By Ed Koch
On a Clear Day (+)
This picture was filmed in Scotland, and because of the strong accents, I often found it difficult to understand what was being said. Fortunately on those occasions, the body language of the actors enabled me to follow along and empathize with the characters.
The story is a simple one involving Frank (Peter Mullan), who was recently laid off from his shipbuilding job; his factory friends; and his wife, Joan (Brenda Blethyn), who decides to go to work and responds to an ad seeking bus drivers. The forces that affect Frank every day include flashbacks to an earlier tragedy involving a young son, and an inability to emotionally respond to his other, now adult son, Rob (Jamie Sives), who lives nearby with his wife and two adolescent boys. Robs wife commands a higher salary than Rob could get, so he stays home and takes care of their children.
Frank copes with his situation by deciding to swim the English Channel to France. How he both fails and succeeds on different levels while attempting that swim makes for a very affecting story. One scene involving invalid children using the same pool for swimming lessons brought me to tears.

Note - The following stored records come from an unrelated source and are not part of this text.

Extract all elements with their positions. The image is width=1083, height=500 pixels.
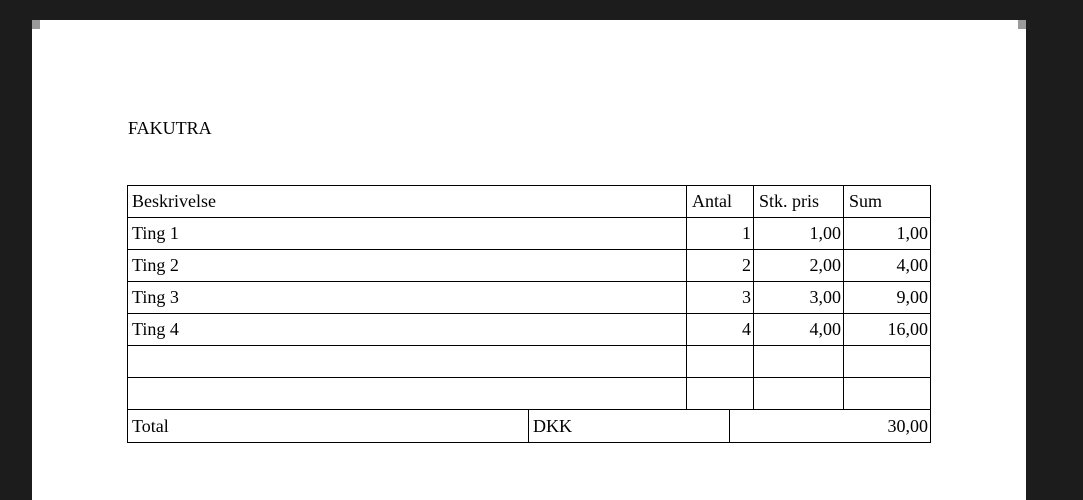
cell-unit-price[interactable]: 2,00 — [754, 250, 844, 282]
cell-sum[interactable] — [844, 378, 931, 410]
table-row — [128, 218, 931, 250]
total-currency[interactable]: DKK — [529, 410, 730, 443]
cell-sum[interactable]: 16,00 — [844, 314, 931, 346]
total-row — [128, 410, 931, 443]
cell-sum[interactable]: 4,00 — [844, 250, 931, 282]
table-row-empty — [128, 378, 931, 410]
cell-sum[interactable] — [844, 346, 931, 378]
cell-unit-price[interactable]: 3,00 — [754, 282, 844, 314]
invoice-table — [127, 185, 931, 410]
table-row-empty — [128, 346, 931, 378]
cell-unit-price[interactable] — [754, 378, 844, 410]
cell-sum[interactable]: 9,00 — [844, 282, 931, 314]
cell-unit-price[interactable]: 4,00 — [754, 314, 844, 346]
page-corner-marker-right — [1018, 20, 1026, 29]
header-unit-price[interactable]: Stk. pris — [754, 186, 844, 218]
table-row — [128, 314, 931, 346]
cell-description[interactable] — [128, 378, 687, 410]
total-label[interactable]: Total — [128, 410, 529, 443]
cell-quantity[interactable]: 1 — [687, 218, 754, 250]
cell-quantity[interactable] — [687, 378, 754, 410]
document-title[interactable]: FAKUTRA — [128, 118, 212, 138]
document-page[interactable] — [32, 20, 1026, 500]
table-row — [128, 282, 931, 314]
cell-description[interactable]: Ting 1 — [128, 218, 687, 250]
cell-quantity[interactable] — [687, 346, 754, 378]
table-header-row — [128, 186, 931, 218]
total-table — [127, 409, 931, 443]
cell-description[interactable]: Ting 2 — [128, 250, 687, 282]
total-amount[interactable]: 30,00 — [730, 410, 931, 443]
cell-quantity[interactable]: 3 — [687, 282, 754, 314]
cell-description[interactable] — [128, 346, 687, 378]
cell-description[interactable]: Ting 4 — [128, 314, 687, 346]
invoice-table-container — [127, 185, 930, 443]
cell-sum[interactable]: 1,00 — [844, 218, 931, 250]
header-quantity[interactable]: Antal — [687, 186, 754, 218]
cell-quantity[interactable]: 4 — [687, 314, 754, 346]
header-description[interactable]: Beskrivelse — [128, 186, 687, 218]
table-row — [128, 250, 931, 282]
cell-unit-price[interactable] — [754, 346, 844, 378]
cell-quantity[interactable]: 2 — [687, 250, 754, 282]
page-corner-marker-left — [32, 20, 40, 29]
cell-unit-price[interactable]: 1,00 — [754, 218, 844, 250]
cell-description[interactable]: Ting 3 — [128, 282, 687, 314]
header-sum[interactable]: Sum — [844, 186, 931, 218]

When I left the theater, I was very glad that I decided to see this movie, but I was upset with the producers for not providing subtitles so desperately needed for an audience to fully appreciate the gem on the screen.
Most of the people waiting in line at the Cinema Village theater to see this Russian film, which received rave reviews, were speaking Russian. The movie is made up of three segments all taking place in Russia after, I believe, the breakup of the Soviet Union.

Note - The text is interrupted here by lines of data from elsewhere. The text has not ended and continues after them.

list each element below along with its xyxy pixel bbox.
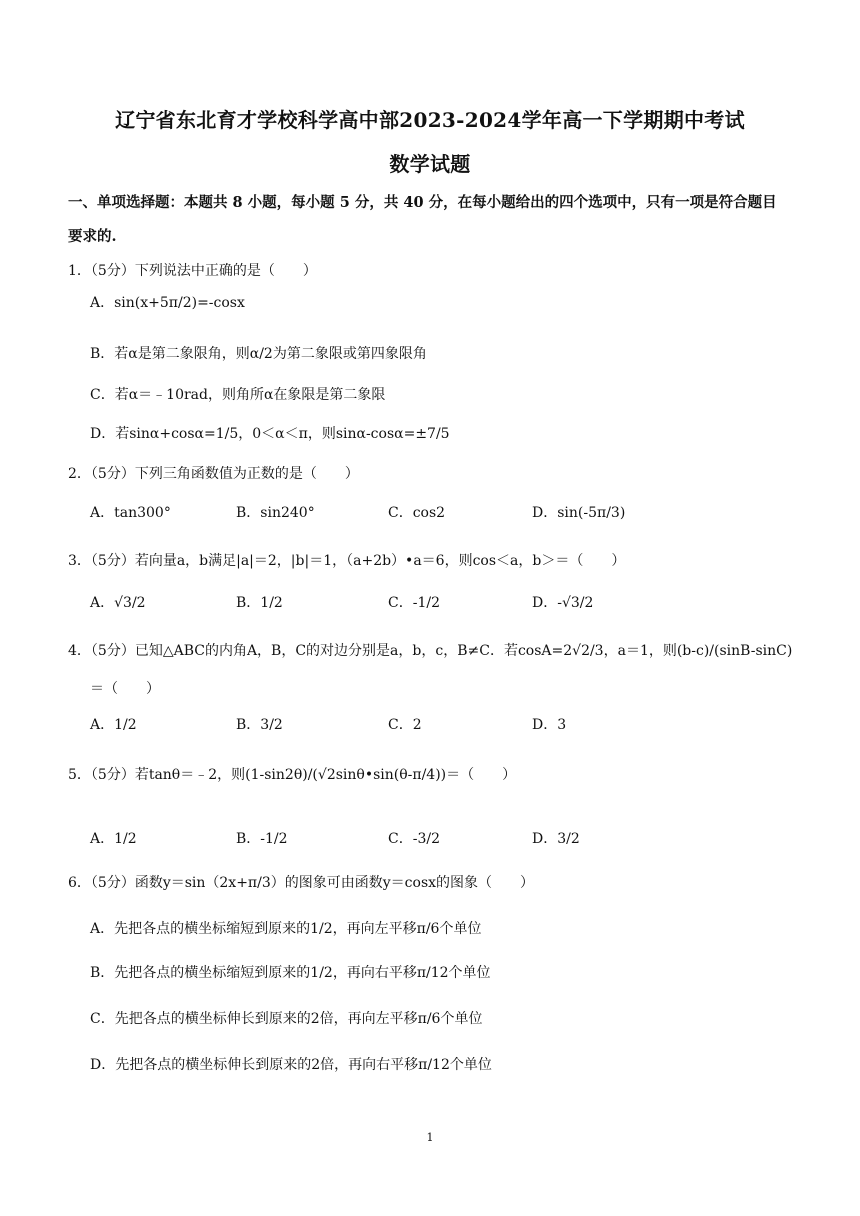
question-1-option-c: C．若α＝﹣10rad，则角所α在象限是第二象限: [90, 387, 386, 403]
question-3-option-a: A．√3/2: [90, 595, 146, 611]
question-5-option-b: B．-1/2: [236, 831, 288, 847]
question-5-option-c: C．-3/2: [388, 831, 440, 847]
question-2-option-b: B．sin240°: [236, 505, 315, 521]
question-6-stem: 6．（5分）函数y＝sin（2x+π/3）的图象可由函数y＝cosx的图象（ ）: [68, 875, 535, 891]
question-4-option-d: D．3: [532, 717, 567, 733]
question-2-option-d: D．sin(-5π/3): [532, 505, 626, 521]
question-5-option-d: D．3/2: [532, 831, 580, 847]
question-3-option-c: C．-1/2: [388, 595, 440, 611]
question-6-option-b: B．先把各点的横坐标缩短到原来的1/2，再向右平移π/12个单位: [90, 965, 491, 981]
question-6-option-d: D．先把各点的横坐标伸长到原来的2倍，再向右平移π/12个单位: [90, 1057, 492, 1073]
section-heading-line2: 要求的.: [68, 228, 117, 245]
question-2-stem: 2．（5分）下列三角函数值为正数的是（ ）: [68, 466, 359, 482]
page-title: 辽宁省东北育才学校科学高中部2023-2024学年高一下学期期中考试: [115, 108, 745, 132]
section-heading-line1: 一、单项选择题：本题共 8 小题，每小题 5 分，共 40 分，在每小题给出的四个选项中，只有一项是符合题目: [68, 194, 777, 211]
page-number: 1: [426, 1131, 434, 1144]
question-4-option-b: B．3/2: [236, 717, 283, 733]
question-3-option-b: B．1/2: [236, 595, 283, 611]
question-1-option-a: A．sin(x+5π/2)=-cosx: [90, 295, 245, 311]
section-heading: [68, 186, 798, 254]
question-2-option-c: C．cos2: [388, 505, 446, 521]
question-3-option-d: D．-√3/2: [532, 595, 594, 611]
page-subtitle: 数学试题: [389, 152, 471, 176]
question-2-option-a: A．tan300°: [90, 505, 171, 521]
question-5-stem: 5．（5分）若tanθ＝﹣2，则(1-sin2θ)/(√2sinθ•sin(θ-π/4))＝（ ）: [68, 767, 517, 783]
question-6-option-a: A．先把各点的横坐标缩短到原来的1/2，再向左平移π/6个单位: [90, 921, 482, 937]
question-5-option-a: A．1/2: [90, 831, 137, 847]
question-1-stem: 1．（5分）下列说法中正确的是（ ）: [68, 263, 317, 279]
question-4-stem: 4．（5分）已知△ABC的内角A，B，C的对边分别是a，b，c，B≠C．若cosA=2√2/3，a＝1，则(b-c)/(sinB-sinC): [68, 643, 793, 659]
question-4-option-c: C．2: [388, 717, 422, 733]
question-4-option-a: A．1/2: [90, 717, 137, 733]
question-6-option-c: C．先把各点的横坐标伸长到原来的2倍，再向左平移π/6个单位: [90, 1011, 483, 1027]
question-3-stem: 3．（5分）若向量a，b满足|a|＝2，|b|＝1，（a+2b）•a＝6，则cos＜a，b＞＝（ ）: [68, 553, 626, 569]
question-1-option-b: B．若α是第二象限角，则α/2为第二象限或第四象限角: [90, 346, 427, 362]
question-4-stem-continuation: ＝（ ）: [90, 681, 160, 697]
question-1-option-d: D．若sinα+cosα=1/5，0＜α＜π，则sinα-cosα=±7/5: [90, 426, 450, 442]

The first segment involves dogs that seem to be feral and modern machines that appear to be extraterrestrial.
The second section takes place in a bar around 3:00 a.m., where three strangers exchange occasionally amusing and sometimes untrue information about themselves. They are Marina (Marina Vovchenko), who is in advertising; Volodya (Sergey Shnurov), who is a high-level government bureaucrat; and Oleg (Yuri Laguta), a chemical scientist who dominates the conversation with a description of his work which, he says, involves the cloning of humans.
The location then shifts to an unidentified, nightmarish landscape that reminded me of Chernobyl or some other area cut off from normal civilization because of a continuing, dangerous catastrophe. Marina is returning to a village to attend the funeral of a friend where a group of elderly women and a young man are creating dolls for sale, the heads of which are made from a chewed bread fashioned into masks. The crones chew the bread, spit it out, and mold it like clay. The crones also expose their breasts, which at their age are not pretty sights, and a grotesque banquet scene takes place involving the consumption of a barbequed pig.

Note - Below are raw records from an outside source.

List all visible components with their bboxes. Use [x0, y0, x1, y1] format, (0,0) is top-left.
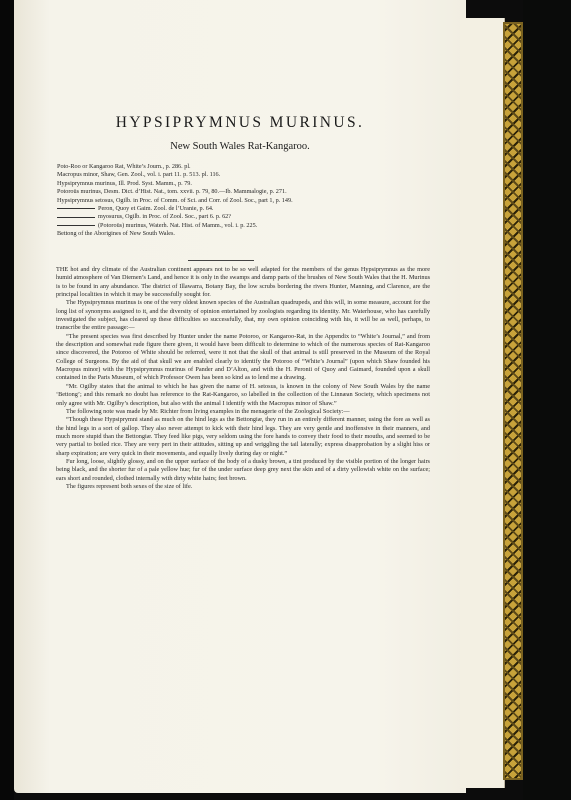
- paragraph: The figures represent both sexes of the size of life.: [66, 482, 193, 490]
- synonym-list: [57, 163, 427, 239]
- synonym-entry: Hypsiprymnus murinus, Ill. Prod. Syst. Mamm., p. 79.: [57, 179, 192, 187]
- book-spine-shadow: [0, 0, 14, 800]
- paragraph: THE hot and dry climate of the Australian continent appears not to be so well adapted for the members of the genus Hypsiprymnus as the more humid atmosphere of Van Diemen’s Land, and hence it is only in the swamps and damp parts of the brushes of New South Wales that the H. Murinus is to be found in any abundance. The district of Illawarra, Botany Bay, the low scrubs bordering the rivers Hunter, Manning, and Clarence, are the principal localities in which it may be successfully sought for.: [56, 266, 430, 299]
- synonym-entry: Potoroüs murinus, Desm. Dict. d’Hist. Nat., tom. xxvii. p. 79, 80.—Ib. Mammalogie, p. 271.: [57, 188, 287, 196]
- paragraph: The following note was made by Mr. Richter from living examples in the menagerie of the Zoological Society:—: [66, 407, 350, 415]
- ornamental-border: [503, 22, 523, 780]
- body-text: [56, 266, 430, 491]
- paragraph: “Though these Hypsiprymni stand as much on the hind legs as the Bettongiæ, they run in an entirely different manner, using the fore as well as the hind legs in a sort of gallop. They also never attempt to kick with their hind legs. They are very gentle and inoffensive in their manners, and much more stupid than the Bettongiæ. They feed like pigs, very seldom using the fore hands to convey their food to their mouths, and seemed to be very partial to boiled rice. They are very pert in their attitudes, sitting up and wriggling the tail laterally; express disapprobation by a slight hiss or sharp expiration; are very quick in their movements, and equally lively during day or night.”: [56, 416, 430, 457]
- paragraph: “The present species was first described by Hunter under the name Potoroo, or Kangaroo-Rat, in the Appendix to “White’s Journal,” and from the description and somewhat rude figure there given, it would have been difficult to determine to which of the numerous species of Rat-Kangaroo since discovered, the Potoroo of White should be referred, were it not that the skull of that animal is still preserved in the Museum of the Royal College of Surgeons. By the aid of that skull we are enabled clearly to identify the Potoroo of “White’s Journal” (upon which Shaw founded his Macropus minor) with the Hypsiprymnus murinus of Pander and D’Alton, and with the H. Peronii of Quoy and Gaimard, founded upon a skull contained in the Paris Museum, of which Professor Owen has been so kind as to lend me a drawing.: [56, 332, 430, 382]
- paragraph: The Hypsiprymnus murinus is one of the very oldest known species of the Australian quadrupeds, and this will, in some measure, account for the long list of synonyms assigned to it, and the diversity of opinion entertained by zoologists regarding its identity. Mr. Waterhouse, who has carefully investigated the subject, has cleared up these difficulties so successfully, that, my own opinion coinciding with his, it will be as well, perhaps, to transcribe the entire passage:—: [56, 299, 430, 332]
- synonym-entry: [57, 213, 427, 221]
- ditto-dash: [57, 208, 95, 209]
- paragraph: Fur long, loose, slightly glossy, and on the upper surface of the body of a dusky brown, a tint produced by the visible portion of the longer hairs being black, and the shorter fur of a pale yellow hue; fur of the under surface deep grey next the skin and of a dirty yellowish white on the surface; ears short and rounded, clothed internally with dirty white hairs; feet brown.: [56, 457, 430, 482]
- ditto-dash: [57, 225, 95, 226]
- synonym-entry: Hypsiprymnus setosus, Ogilb. in Proc. of Comm. of Sci. and Corr. of Zool. Soc., part 1, p. 149.: [57, 196, 293, 204]
- section-divider: [188, 260, 254, 261]
- synonym-text: myosurus, Ogilb. in Proc. of Zool. Soc., part 6. p. 62?: [98, 213, 232, 221]
- page-subtitle: New South Wales Rat-Kangaroo.: [170, 141, 310, 152]
- paragraph: “Mr. Ogilby states that the animal to which he has given the name of H. setosus, is known in the colony of New South Wales by the name ‘Bettong’; and this remark no doubt has reference to the Rat-Kangaroo, so labelled in the collection of the Linnæan Society, which specimens not only agree with Mr. Ogilby’s description, but also with the animal I identify with the Macropus minor of Shaw.”: [56, 382, 430, 407]
- synonym-entry: Poto-Roo or Kangaroo Rat, White’s Journ., p. 286. pl.: [57, 163, 191, 170]
- synonym-entry: [57, 222, 427, 230]
- page-edges: [460, 18, 506, 788]
- synonym-text: Peron, Quoy et Gaim. Zool. de l’Uranie, p. 64.: [98, 205, 214, 213]
- synonym-text: (Potoroüs) murinus, Waterh. Nat. Hist. of Mamm., vol. i. p. 225.: [98, 221, 258, 229]
- synonym-entry: Macropus minor, Shaw, Gen. Zool., vol. i. part 11. p. 513. pl. 116.: [57, 171, 221, 179]
- page-title: HYPSIPRYMNUS MURINUS.: [115, 114, 365, 131]
- synonym-entry: Bettong of the Aborigines of New South Wales.: [57, 230, 175, 238]
- synonym-entry: [57, 205, 427, 213]
- cover-edge: [523, 0, 571, 800]
- ditto-dash: [57, 217, 95, 218]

This movie is being touted as a masterpiece of cinema. In the opening line of her New York Times review, Manohla Dargis wrote, The terminally bleak meets the hypnotically beautiful in the Russian Cryptogram 4. That is true, but the film is nonsense. My eyes were riveted to the screen, but I was unable to make any sense of what was unfolding, and the meaning of it all still escapes me. I felt as though I were witnessing the day after a nuclear catastrophe where people turned as feral as the dogs in this movie. I will be long gone from the scene when and if that happens and happily so. It is not a pretty sight. Avoid this movie. (In Russian, with English subtitles).